Se você achava que os vazamentos de GTA 6 já tinham chegado ao nível máximo de caos, o Cyberleek resolveu aumentar o volume do amplificador.
O grupo responsável pelos recentes leaks do jogo da Rockstar passou a divulgar canais de contato para empresas interessadas em comprar espaço publicitário em futuros vazamentos. E o preço para simplesmente iniciar uma conversa não é exatamente uma promoção de lançamento: são 400 XMR, em Monero, o equivalente a aproximadamente US$ 165.450.
Ou seja: o negócio dos caras não é apenas vazar GTA 6. Agora aparentemente existe até tabela de publicidade no meio da confusão.
A movimentação acontece em um momento especialmente delicado para o grupo.
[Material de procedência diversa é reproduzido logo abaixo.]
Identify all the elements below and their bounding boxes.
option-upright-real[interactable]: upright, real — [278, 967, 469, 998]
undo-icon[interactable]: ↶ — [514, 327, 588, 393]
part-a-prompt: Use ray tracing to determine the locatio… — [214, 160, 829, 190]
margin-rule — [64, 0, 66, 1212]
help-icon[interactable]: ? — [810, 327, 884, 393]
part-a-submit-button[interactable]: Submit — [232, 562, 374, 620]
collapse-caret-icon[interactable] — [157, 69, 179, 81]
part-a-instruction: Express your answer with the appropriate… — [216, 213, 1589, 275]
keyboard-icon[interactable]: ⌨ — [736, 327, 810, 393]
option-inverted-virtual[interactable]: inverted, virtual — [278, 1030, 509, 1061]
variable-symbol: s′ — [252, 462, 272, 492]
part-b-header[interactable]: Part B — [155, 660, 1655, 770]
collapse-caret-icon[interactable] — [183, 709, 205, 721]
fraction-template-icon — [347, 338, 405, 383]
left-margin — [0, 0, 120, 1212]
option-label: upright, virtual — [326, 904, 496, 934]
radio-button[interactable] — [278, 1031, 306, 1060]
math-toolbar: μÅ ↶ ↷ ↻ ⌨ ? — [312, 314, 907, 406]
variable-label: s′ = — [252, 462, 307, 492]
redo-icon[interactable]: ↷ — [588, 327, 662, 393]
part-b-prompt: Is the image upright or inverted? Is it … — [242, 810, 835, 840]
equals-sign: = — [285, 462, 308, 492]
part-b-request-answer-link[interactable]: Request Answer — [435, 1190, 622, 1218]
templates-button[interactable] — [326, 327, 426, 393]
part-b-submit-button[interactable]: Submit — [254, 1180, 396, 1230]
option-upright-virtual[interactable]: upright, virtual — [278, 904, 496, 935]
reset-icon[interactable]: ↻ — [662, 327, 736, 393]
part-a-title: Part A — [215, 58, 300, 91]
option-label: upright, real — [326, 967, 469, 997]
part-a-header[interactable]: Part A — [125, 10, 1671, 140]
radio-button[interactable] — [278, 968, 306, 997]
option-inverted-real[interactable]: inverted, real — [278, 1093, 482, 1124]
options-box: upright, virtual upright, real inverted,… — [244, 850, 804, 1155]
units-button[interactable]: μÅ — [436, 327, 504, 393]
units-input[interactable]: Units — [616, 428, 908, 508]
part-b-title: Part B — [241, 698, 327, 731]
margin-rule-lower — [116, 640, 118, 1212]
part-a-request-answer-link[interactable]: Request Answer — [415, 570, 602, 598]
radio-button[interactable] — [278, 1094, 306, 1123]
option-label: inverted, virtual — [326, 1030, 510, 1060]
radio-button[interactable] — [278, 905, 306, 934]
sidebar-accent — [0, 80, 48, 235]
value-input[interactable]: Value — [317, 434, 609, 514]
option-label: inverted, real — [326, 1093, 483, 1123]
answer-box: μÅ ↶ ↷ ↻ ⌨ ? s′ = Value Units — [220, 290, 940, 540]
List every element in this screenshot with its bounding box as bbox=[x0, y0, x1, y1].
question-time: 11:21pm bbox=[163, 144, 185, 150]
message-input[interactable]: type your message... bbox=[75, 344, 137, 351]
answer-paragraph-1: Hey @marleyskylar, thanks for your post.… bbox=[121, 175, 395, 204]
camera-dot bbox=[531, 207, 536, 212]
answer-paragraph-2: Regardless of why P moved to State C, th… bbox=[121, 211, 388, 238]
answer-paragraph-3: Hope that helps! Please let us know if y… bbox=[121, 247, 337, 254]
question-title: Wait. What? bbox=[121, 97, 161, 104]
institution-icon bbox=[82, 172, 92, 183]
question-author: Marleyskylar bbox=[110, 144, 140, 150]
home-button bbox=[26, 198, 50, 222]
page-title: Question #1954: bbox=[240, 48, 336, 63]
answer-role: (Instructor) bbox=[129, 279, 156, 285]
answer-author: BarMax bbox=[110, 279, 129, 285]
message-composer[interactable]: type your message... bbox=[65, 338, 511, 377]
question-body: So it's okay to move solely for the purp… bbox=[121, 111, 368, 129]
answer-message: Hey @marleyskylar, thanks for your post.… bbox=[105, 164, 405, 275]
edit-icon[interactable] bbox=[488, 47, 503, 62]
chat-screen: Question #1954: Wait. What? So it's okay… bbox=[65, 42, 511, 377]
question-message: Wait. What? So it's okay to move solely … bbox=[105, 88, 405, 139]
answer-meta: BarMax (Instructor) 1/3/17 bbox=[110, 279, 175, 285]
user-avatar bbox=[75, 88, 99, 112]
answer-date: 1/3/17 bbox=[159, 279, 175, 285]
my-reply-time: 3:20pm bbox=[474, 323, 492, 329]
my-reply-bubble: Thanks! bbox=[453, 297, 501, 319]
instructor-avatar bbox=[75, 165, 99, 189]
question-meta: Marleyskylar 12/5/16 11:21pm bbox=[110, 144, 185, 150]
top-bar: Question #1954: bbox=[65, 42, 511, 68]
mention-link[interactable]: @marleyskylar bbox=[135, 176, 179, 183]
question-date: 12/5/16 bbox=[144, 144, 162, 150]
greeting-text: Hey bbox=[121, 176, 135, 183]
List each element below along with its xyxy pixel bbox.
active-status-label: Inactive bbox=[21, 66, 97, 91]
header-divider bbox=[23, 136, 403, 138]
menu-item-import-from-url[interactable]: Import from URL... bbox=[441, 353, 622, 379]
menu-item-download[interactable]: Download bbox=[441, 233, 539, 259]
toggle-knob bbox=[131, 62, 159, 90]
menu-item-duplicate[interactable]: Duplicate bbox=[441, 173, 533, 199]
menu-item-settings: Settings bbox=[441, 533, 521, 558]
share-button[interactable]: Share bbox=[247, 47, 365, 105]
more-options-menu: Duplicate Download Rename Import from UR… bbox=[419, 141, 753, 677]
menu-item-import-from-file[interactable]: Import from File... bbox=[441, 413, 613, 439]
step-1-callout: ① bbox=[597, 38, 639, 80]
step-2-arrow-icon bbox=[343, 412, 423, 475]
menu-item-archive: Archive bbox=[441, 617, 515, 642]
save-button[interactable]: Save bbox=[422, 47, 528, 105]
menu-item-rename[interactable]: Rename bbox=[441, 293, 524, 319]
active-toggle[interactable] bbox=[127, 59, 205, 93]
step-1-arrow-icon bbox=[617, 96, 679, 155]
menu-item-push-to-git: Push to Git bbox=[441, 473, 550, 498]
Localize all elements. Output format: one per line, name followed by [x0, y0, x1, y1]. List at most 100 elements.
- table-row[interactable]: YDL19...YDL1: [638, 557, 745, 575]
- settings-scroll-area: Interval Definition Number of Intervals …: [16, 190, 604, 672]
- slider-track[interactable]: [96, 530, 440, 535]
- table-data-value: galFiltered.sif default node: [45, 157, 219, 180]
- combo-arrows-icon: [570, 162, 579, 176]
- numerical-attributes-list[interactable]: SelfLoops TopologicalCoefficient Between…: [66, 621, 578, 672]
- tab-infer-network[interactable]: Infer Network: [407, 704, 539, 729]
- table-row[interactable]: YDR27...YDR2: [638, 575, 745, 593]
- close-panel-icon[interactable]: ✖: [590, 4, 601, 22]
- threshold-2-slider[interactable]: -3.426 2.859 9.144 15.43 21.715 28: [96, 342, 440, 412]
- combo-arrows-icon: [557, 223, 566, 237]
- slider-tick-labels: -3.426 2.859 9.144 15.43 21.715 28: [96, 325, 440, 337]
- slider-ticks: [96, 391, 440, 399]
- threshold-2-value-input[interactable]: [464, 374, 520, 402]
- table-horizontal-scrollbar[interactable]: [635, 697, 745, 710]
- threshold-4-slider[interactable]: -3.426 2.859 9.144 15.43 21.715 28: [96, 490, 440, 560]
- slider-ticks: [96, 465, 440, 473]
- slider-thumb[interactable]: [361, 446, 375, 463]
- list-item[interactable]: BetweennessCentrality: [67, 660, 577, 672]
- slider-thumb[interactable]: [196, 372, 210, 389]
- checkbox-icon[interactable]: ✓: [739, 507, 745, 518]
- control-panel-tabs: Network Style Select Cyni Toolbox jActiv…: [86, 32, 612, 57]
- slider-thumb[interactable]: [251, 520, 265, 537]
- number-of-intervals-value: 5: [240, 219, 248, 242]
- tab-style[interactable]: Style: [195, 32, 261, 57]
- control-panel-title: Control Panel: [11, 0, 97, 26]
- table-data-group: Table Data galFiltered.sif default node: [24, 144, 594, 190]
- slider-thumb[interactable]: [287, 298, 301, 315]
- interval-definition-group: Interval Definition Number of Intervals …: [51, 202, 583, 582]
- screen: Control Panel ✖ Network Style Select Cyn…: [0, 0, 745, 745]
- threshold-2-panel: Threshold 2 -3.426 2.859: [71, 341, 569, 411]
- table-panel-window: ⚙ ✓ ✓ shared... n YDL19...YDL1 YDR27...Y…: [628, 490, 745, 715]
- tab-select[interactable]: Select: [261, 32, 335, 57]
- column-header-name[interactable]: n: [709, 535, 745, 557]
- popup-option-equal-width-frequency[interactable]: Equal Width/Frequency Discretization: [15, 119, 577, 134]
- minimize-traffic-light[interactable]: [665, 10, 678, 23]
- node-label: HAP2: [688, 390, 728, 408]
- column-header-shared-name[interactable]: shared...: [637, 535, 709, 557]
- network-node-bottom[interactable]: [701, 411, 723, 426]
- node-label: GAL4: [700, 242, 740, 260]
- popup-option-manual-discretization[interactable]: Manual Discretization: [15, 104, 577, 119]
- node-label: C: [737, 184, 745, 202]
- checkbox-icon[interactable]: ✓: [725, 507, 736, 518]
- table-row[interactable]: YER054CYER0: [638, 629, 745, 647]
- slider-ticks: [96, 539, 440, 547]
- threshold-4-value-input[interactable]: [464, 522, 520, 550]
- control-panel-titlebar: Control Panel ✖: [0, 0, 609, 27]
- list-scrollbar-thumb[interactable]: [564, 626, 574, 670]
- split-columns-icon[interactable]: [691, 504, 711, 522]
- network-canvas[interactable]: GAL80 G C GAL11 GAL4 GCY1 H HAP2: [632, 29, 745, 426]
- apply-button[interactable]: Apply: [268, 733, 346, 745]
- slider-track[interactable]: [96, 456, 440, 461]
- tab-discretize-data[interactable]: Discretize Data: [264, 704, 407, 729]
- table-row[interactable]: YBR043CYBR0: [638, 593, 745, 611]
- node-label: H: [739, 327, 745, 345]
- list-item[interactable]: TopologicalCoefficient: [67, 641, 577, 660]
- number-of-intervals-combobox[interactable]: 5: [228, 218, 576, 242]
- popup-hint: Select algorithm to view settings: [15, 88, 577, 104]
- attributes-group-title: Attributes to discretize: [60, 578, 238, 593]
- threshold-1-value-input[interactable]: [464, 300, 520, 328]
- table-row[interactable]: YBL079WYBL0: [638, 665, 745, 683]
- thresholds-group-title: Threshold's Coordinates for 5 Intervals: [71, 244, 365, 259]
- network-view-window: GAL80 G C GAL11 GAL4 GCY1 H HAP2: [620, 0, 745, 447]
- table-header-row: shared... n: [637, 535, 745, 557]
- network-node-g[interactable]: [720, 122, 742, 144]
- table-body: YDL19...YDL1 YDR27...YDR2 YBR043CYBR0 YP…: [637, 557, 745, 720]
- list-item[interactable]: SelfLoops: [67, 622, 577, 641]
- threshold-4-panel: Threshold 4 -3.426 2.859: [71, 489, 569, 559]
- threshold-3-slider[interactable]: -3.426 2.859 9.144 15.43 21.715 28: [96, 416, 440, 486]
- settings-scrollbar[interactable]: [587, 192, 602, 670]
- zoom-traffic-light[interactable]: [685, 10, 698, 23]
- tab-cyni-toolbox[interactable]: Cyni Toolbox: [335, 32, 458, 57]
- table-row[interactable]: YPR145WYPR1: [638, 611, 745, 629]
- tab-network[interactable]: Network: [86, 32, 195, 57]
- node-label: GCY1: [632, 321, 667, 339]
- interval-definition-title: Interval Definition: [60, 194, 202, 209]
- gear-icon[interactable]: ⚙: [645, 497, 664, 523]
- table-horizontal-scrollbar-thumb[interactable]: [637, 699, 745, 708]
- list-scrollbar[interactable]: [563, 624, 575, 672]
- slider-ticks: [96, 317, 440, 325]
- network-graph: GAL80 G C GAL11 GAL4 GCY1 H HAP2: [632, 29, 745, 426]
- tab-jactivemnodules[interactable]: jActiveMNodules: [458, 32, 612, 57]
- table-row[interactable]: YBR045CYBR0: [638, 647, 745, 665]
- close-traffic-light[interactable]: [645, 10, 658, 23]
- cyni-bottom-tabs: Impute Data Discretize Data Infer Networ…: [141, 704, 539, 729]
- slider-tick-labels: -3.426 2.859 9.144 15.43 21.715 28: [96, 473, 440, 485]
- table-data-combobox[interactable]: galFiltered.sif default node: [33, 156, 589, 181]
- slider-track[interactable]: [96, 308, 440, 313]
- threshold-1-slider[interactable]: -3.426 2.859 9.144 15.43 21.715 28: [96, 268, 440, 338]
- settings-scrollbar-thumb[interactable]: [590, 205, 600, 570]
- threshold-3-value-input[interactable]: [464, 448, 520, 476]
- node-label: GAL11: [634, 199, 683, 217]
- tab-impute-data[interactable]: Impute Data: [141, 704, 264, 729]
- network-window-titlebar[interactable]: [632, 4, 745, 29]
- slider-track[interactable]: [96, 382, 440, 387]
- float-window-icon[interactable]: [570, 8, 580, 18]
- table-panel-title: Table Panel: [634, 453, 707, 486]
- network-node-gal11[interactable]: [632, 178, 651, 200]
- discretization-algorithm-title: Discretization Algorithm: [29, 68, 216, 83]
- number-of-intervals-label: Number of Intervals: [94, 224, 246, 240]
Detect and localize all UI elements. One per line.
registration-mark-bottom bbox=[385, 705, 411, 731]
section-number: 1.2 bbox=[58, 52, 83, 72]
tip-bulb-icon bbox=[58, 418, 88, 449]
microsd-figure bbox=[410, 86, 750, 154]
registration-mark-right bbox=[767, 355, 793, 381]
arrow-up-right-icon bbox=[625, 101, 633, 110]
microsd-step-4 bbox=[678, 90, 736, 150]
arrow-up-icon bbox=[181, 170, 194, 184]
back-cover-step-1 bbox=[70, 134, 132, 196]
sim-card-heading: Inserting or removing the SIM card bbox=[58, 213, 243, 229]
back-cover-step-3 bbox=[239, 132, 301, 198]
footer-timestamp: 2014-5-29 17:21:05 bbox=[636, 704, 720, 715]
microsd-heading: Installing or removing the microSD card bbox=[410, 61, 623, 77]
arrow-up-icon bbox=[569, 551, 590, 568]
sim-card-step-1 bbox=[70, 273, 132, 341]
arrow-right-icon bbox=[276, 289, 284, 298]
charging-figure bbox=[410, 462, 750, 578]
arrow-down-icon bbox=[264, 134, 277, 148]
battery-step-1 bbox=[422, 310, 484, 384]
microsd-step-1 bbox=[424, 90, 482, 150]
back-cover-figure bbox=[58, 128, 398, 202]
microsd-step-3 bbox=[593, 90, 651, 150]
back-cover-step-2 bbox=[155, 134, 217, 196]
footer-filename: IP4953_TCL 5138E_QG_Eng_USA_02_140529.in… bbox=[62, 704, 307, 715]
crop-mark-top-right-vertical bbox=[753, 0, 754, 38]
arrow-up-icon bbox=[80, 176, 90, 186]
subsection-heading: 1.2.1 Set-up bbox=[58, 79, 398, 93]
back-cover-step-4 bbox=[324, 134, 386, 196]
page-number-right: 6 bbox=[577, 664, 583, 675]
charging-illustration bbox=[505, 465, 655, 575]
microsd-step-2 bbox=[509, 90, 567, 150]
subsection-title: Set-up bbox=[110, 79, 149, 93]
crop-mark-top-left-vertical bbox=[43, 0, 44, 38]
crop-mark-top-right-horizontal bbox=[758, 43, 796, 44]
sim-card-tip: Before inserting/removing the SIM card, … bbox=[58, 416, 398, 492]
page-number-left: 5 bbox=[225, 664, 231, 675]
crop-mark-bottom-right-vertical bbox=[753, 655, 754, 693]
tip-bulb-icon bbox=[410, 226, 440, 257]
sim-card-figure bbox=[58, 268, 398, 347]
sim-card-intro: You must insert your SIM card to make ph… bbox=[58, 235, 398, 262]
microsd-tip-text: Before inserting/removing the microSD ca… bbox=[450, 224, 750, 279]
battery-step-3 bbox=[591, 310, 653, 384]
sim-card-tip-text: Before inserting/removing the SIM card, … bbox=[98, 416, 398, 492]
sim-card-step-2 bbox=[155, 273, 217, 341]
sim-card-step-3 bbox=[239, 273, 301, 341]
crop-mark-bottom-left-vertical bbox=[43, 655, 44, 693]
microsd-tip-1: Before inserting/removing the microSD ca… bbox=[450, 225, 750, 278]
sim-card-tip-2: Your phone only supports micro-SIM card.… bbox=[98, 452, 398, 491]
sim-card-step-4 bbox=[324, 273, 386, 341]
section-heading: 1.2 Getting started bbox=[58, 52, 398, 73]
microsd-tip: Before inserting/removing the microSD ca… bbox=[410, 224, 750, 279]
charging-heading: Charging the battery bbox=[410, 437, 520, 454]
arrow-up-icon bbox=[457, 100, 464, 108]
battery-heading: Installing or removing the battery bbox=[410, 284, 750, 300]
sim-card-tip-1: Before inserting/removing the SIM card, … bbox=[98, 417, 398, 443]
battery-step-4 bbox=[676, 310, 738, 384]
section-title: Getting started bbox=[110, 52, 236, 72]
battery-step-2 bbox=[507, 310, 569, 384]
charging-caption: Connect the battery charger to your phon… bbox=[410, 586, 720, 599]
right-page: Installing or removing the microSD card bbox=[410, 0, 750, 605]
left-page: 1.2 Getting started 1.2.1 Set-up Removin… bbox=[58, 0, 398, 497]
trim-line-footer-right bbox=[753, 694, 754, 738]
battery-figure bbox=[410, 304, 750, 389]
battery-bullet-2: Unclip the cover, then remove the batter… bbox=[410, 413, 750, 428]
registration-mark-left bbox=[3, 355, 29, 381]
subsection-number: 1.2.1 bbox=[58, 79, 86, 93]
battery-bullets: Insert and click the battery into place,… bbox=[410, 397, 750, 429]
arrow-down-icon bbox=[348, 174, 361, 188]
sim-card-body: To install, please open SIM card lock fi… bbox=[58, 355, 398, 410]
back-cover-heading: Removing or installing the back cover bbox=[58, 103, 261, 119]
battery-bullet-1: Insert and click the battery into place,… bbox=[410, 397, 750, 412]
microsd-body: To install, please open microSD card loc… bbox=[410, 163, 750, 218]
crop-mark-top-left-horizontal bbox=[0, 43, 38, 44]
A Take-Two Interactive, dona da Rockstar Games, conseguiu ordens judiciais para pressionar Microsoft e Discord a fornecer informações que possam ajudar a identificar os responsáveis pelos vazamentos.
Mesmo com a pressão jurídica aumentando, o Cyberleek aparentemente decidiu seguir acelerando.

Imagem: Rockstar Games
Cyberleek quer transformar os vazamentos em modelo de negócio
Uma nova área de contato adicionada ao site do grupo apresenta propostas de apoio da comunidade e parcerias comerciais.
Entre as opções oferecidas está justamente a possibilidade de empresas colocarem suas marcas em conteúdos relacionados aos próximos vazamentos de GTA 6.
A proposta inclui até mesmo imagens de gameplay produzidas especificamente para determinadas marcas, segundo as informações divulgadas pelo grupo. A lista também menciona conteúdos adultos entre as possibilidades comerciais.
Em outras palavras, o Cyberleek parece estar tratando os próximos leaks como se fossem intervalos comerciais de uma transmissão — só que com uma quantidade absurda de problemas jurídicos no pacote.
400 XMR só para o grupo responder
A cobrança funciona como uma espécie de taxa de contato.
Quem quiser negociar precisa desembolsar os 400 XMR para ter acesso à comunicação com o grupo. Depois do pagamento, os demais valores, condições e formatos de publicidade seriam discutidos diretamente em particular.
O contato acontece por meio do Session, aplicativo de mensagens privadas utilizado pelo Cyberleek.
Ao solicitar os dados de contato, o interessado recebe uma senha de recuperação relacionada à conta do Session e é orientado a guardá-la. Depois disso, precisa realizar a transferência em Monero.
O pagamento, segundo as condições divulgadas, garantiria apenas que o Cyberleek inicie o contato em até 24 horas.
Sim: você paga cerca de US$ 165 mil e ganha o direito de descobrir quanto vai custar o próximo passo.
Quase tudo pode virar anúncio, segundo o grupo
Os detalhes das campanhas seriam definidos diretamente pelo chat privado após o pagamento.
Entre as categorias que o Cyberleek afirma aceitar estão jogos de azar e conteúdo adulto, além de praticamente qualquer outro tipo de publicidade.
A única restrição declarada seria relacionada a golpes virtuais.
Pelo menos nesse quesito, o grupo diz ter colocado uma linha vermelha no próprio balcão de anúncios.
A estratégia pode aumentar o risco de identificação
Apesar da aparente confiança do Cyberleek, transformar os vazamentos em uma fonte de receita também pode criar novos problemas para os responsáveis.
A monetização de conteúdos que violam direitos autorais pode gerar movimentações financeiras e outros registros capazes de auxiliar investigações da Take-Two Interactive.
Isso porque dinheiro deixa rastros — e transformar um vazamento clandestino em operação comercial pode produzir justamente mais informações para quem está tentando descobrir quem está por trás da brincadeira.
Enquanto isso, o Cyberleek continua apostando que os holofotes estão do lado deles.
Só que, neste caso, o holofote também pode estar sendo usado pela polícia para enxergar melhor quem está no palco.